The group stressed that “national identity is not formed in a vacuum;” it requires a reciprocal system of input and output between citizens and government. When this cycle breaks, people turn to tighter, more protective group loyalties.
It cited disillusionment captured in Afrobarometer findings showing that 78.4% of Ghanaians believe the country is in a bad economic state, while 66.9% rate their personal living conditions as poor, noting that over 60% of citizens have considered migration – primarily to North America and Europe – largely due to economic hardship and the search for better opportunities.
“When citizens have made their input into the system, they, by extension, expect the output from the government. Consistent output and input create a cycle of trust, which increases citizens’ pride in their country.
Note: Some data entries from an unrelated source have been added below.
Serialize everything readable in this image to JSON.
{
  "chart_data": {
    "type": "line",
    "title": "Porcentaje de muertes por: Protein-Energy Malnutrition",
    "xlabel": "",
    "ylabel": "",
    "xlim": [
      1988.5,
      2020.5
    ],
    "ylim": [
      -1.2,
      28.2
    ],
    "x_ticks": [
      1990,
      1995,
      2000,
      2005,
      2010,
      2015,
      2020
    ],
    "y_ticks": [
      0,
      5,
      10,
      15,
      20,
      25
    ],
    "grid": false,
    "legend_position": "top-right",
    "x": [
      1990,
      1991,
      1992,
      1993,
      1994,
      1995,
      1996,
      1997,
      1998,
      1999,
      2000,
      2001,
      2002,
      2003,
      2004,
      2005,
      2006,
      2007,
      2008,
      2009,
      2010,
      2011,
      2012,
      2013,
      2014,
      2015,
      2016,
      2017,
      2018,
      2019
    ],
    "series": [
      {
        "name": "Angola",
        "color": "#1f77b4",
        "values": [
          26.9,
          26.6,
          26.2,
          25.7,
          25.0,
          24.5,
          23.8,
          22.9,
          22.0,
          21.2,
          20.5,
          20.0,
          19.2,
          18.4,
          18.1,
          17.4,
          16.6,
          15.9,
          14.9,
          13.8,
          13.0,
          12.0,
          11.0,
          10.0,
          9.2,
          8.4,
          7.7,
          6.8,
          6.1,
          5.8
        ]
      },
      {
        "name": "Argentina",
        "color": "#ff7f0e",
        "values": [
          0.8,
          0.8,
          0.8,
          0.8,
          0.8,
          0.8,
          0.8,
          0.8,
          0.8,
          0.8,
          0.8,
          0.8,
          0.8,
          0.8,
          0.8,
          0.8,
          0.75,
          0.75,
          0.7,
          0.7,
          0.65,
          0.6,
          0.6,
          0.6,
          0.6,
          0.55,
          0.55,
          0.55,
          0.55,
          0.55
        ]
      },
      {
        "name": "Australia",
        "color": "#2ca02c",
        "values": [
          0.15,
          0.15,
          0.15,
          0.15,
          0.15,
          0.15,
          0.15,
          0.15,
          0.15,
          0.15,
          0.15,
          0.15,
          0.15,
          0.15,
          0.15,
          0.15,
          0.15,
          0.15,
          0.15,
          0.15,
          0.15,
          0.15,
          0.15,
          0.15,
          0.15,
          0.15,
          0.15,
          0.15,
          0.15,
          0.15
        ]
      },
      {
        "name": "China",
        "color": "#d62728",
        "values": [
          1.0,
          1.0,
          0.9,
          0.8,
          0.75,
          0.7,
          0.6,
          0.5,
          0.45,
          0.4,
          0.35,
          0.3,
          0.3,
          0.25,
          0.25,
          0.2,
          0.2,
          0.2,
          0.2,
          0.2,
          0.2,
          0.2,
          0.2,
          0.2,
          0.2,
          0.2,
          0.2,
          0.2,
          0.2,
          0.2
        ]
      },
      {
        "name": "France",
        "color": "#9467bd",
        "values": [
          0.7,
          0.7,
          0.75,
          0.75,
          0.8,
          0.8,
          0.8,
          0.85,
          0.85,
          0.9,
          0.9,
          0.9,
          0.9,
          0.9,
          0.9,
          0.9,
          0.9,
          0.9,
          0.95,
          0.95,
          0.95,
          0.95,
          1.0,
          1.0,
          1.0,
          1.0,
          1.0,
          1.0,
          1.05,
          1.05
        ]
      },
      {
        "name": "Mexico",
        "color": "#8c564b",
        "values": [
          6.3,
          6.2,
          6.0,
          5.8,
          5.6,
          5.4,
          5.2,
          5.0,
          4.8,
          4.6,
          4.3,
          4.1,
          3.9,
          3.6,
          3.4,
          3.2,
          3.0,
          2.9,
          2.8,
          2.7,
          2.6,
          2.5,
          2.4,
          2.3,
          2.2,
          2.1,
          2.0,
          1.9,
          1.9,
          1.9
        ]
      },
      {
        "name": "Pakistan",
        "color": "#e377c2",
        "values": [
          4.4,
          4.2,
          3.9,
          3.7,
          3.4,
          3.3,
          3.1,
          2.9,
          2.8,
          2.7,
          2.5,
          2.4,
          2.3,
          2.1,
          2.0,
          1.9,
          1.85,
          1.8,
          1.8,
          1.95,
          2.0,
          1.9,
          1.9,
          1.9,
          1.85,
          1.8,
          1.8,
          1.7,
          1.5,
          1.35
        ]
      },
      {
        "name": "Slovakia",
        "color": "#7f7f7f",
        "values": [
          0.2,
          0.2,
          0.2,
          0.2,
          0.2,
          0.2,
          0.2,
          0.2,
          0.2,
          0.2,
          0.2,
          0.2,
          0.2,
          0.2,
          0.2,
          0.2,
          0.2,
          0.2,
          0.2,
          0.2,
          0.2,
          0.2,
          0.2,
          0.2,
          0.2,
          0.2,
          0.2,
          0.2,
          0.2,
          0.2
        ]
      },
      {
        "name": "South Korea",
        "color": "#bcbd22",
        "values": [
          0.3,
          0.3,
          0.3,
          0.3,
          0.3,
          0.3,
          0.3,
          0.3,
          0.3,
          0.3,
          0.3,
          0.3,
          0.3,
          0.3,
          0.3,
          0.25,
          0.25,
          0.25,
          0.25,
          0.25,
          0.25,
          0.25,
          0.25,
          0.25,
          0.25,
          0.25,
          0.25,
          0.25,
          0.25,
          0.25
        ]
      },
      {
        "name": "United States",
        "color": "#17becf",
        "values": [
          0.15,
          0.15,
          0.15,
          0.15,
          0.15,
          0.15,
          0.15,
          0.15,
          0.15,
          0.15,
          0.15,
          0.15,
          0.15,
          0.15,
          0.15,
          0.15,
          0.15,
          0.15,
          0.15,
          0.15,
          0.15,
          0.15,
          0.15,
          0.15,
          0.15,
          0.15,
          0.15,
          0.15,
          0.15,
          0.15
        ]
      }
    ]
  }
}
“But when religion, ethnicity, or partyism gives to its followers more than what the state is mandated to provide per the social contract, then it is not surprising we see a dwindled national identity”
IMANI Africa
The group argued that where the state fails to deliver, group affiliations rapidly fill the vacuum, undermining national cohesion and opening space for hostility toward perceived outgroups.
Religious Cases
IMANI drew attention to tensions surrounding the Shafic Osman v. Attorney General suit, in which a Muslim student seeks the right to worship on campus at Wesley Girls High School.
The organisation noted that the passionate public reaction – across religious bodies, social media, political actors, and traditional authorities – shows the urgency of addressing religious grievances through dialogue and non-adversarial channels.
“These developments emphasise the need for efforts to put the matter to rest in an alternative dispute resolution,” it added, maintaining that while ethnic, religious, and political identities hold intrinsic value, they should not supersede national identity.

IMANI concluded that the weakening of that identity reflects a broader failure of the state to provide security, fairness, and belonging and called for renewed national commitment. It argued that Ghana must rebuild trust through fairness, justice, and inclusive governance to prevent further decay of national cohesion.
Without addressing economic hardship, political division, and social mistrust, the brief warns, national identity will continue to weaken – placing Ghana’s stability and future at risk.